My mother Alyce ended up travelling with Dean to New York City seeking an experimental treatment to save his sight. They went out there twice over the next year. She had never been on a plane before; really she’d not been out of Brown County many times. I wish I could tell you more about that. She and Dean stayed with families from across America. She made friends who exchanged Christmas cards for years.

Whatever those treatments were, they didn’t work. And came a time my parents knew Dean would go blind. There followed an effort to let Dean see as much as he could so as to have that in his mind. A visit to Como Park was on that list, as were other sights such as a farm family could get to with chores needing to be done.

Dean’s vision gradually faded over the next year. Being a small child, he made do with whatever sight he had. Till a spring morning in 1960 that Dean woke up. Making his way to the steps in the familiar house, he asked our mother why all the lights were turned off.

My mom told me about this much later. How does a mother answer that? She said something and that day went on and the next one. For a couple of days my brother and I didn’t know what to do with this new reality. My playmate and best friend couldn’t even see light. We were both quiet and moped around, according to my mom.

Then one morning, she went to find Dean and couldn’t locate him. She looked outside and saw that I had Dean by the arm and we were walking through her flower garden heading down to the barn. That was the end of moping. We were brothers, off to explore our world. I would be his eyes from here on out.

There, right then, was the most heroic thing I have ever done.
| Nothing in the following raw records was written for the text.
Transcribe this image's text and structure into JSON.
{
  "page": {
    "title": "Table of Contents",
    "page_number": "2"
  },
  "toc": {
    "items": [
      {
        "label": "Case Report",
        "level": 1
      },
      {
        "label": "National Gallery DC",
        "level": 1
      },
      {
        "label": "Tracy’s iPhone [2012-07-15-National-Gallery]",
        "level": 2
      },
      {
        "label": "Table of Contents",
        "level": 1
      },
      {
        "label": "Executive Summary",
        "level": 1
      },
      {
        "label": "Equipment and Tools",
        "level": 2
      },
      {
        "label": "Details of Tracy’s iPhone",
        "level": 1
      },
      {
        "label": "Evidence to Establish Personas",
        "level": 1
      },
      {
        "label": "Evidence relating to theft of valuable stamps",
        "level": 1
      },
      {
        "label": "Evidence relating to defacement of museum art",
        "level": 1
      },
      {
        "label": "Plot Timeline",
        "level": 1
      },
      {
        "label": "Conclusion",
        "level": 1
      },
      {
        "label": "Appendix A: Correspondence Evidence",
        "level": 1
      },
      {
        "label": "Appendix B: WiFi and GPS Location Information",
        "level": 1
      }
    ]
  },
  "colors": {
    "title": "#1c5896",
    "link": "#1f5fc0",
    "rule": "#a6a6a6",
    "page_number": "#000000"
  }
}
I was four, and I don’t remember it. But I know I have never done anything nobler than that. It was courageous in the way that little children can be because they don’t know any better.
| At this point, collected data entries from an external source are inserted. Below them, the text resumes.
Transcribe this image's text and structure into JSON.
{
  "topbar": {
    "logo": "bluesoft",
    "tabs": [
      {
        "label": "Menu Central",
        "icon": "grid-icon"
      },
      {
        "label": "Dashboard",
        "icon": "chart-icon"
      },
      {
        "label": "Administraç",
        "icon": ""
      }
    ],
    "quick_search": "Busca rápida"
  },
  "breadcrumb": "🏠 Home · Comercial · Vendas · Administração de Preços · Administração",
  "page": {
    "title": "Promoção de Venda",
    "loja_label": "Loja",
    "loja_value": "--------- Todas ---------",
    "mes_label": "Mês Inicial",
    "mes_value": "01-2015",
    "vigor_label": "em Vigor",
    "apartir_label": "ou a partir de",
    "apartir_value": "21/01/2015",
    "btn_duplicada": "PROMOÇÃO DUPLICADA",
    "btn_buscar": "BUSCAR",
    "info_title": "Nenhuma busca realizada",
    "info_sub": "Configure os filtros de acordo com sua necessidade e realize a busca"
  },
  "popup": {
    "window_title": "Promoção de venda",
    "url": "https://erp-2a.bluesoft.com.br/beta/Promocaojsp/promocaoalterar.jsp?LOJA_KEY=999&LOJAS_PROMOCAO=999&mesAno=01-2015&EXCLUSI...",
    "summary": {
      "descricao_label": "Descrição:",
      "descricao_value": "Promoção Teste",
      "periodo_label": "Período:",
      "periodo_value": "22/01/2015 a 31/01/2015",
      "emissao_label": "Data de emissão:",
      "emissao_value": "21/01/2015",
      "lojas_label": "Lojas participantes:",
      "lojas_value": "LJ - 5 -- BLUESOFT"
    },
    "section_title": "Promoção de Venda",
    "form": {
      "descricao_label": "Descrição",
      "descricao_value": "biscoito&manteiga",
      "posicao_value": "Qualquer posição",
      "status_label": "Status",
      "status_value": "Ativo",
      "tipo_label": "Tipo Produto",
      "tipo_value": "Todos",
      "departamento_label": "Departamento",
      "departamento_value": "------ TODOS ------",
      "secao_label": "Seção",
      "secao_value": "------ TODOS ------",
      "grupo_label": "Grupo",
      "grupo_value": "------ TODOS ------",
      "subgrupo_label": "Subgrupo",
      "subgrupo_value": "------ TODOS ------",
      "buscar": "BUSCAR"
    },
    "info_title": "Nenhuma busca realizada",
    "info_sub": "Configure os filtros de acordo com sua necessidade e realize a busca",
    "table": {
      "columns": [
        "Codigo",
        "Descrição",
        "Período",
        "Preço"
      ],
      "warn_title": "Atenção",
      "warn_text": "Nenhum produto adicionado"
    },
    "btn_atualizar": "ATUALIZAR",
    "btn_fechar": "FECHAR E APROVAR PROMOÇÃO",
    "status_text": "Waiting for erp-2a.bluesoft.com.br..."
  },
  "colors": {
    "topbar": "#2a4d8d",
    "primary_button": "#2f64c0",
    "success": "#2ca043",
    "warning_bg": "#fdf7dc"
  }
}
After that we invented all manner of ways for a sighted kid and a blind kid to do things. We played kickball, baseball, football, etc. We just figured it out. For baseball, Dean hit a ball held in his hand swinging the bat with his other hand while I played shortstop. When I batted, I tapped the plate/sidewalk to direct him and he pitched to me. Fielders and runners were imaginary, but Dean and I could see them. We broke a lot of windows, but our parents cut us some slack.

Dean attended the Faribault Braille School. My mom drove him there every Monday morning and picked him up every Friday afternoon during the school year. I remember feeling melancholy on Sunday nights knowing I would lose my playmate for five days.
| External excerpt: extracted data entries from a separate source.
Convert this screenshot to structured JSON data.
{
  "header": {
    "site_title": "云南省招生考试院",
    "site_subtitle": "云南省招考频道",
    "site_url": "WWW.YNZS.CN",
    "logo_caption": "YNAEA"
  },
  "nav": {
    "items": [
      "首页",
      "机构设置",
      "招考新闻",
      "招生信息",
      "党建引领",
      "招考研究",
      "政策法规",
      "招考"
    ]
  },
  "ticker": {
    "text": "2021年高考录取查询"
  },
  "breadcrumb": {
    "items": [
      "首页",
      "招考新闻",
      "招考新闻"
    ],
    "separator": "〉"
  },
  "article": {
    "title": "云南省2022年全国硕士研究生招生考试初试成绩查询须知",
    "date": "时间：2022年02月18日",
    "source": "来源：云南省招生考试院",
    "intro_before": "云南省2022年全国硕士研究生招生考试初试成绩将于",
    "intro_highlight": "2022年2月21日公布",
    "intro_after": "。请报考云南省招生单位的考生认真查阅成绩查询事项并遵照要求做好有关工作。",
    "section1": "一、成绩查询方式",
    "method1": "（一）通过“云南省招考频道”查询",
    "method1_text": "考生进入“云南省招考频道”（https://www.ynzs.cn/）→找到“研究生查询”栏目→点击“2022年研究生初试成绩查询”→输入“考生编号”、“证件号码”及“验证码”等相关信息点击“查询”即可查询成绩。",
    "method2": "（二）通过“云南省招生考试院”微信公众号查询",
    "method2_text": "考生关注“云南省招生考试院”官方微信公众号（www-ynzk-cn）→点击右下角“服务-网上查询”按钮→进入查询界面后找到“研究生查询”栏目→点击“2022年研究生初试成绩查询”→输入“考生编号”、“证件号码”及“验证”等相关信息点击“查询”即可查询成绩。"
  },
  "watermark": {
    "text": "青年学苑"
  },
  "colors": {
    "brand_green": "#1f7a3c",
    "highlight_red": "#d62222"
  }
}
But he brought things back from Faribault from his life there. He turned me on to Twins baseball. We spent hours listening on the transistor radio. He told me that if we cheered loudly at the radio they could hear us at the ballpark. I think he was making that up. I remember waking up at 4:00 in the morning of the first game of the 1965 World Series to begin our own pregame analysis, too excited to sleep.

He found the music of the sixties before me. I grew up with old-time music on the barn radio. Dean was cooler than his brother. He introduced me to the Beatles and Jefferson Airplane. Music came to be important to Dean. He was gifted musically and learned to play piano, guitar, and trumpet.

Besides finding ways to play, Dean had chores to do in the barn. We were in 4-H together. We completed the sacraments at St. Mary’s. Those were ways Dean could be in the sighted world. I also spent time in his world. I learned to read Braille. We listened to reel-to-reel “talking books” Dean got from the Library of Congress. He taught me how to use echoes and sound to make my way around a room with my eyes closed.

Didn’t everybody have a family member who took out his artificial eyes at night and put them back in the next morning? At the time, none of it seemed unusual, just a couple of kids on a farm growing up.

Dean was an A student. As he grew into his teens he began to talk about what he would do as an adult. It would have been fascinating to find that out. He would be sixty this year, and I still wonder about the things he would have accomplished if given the chance.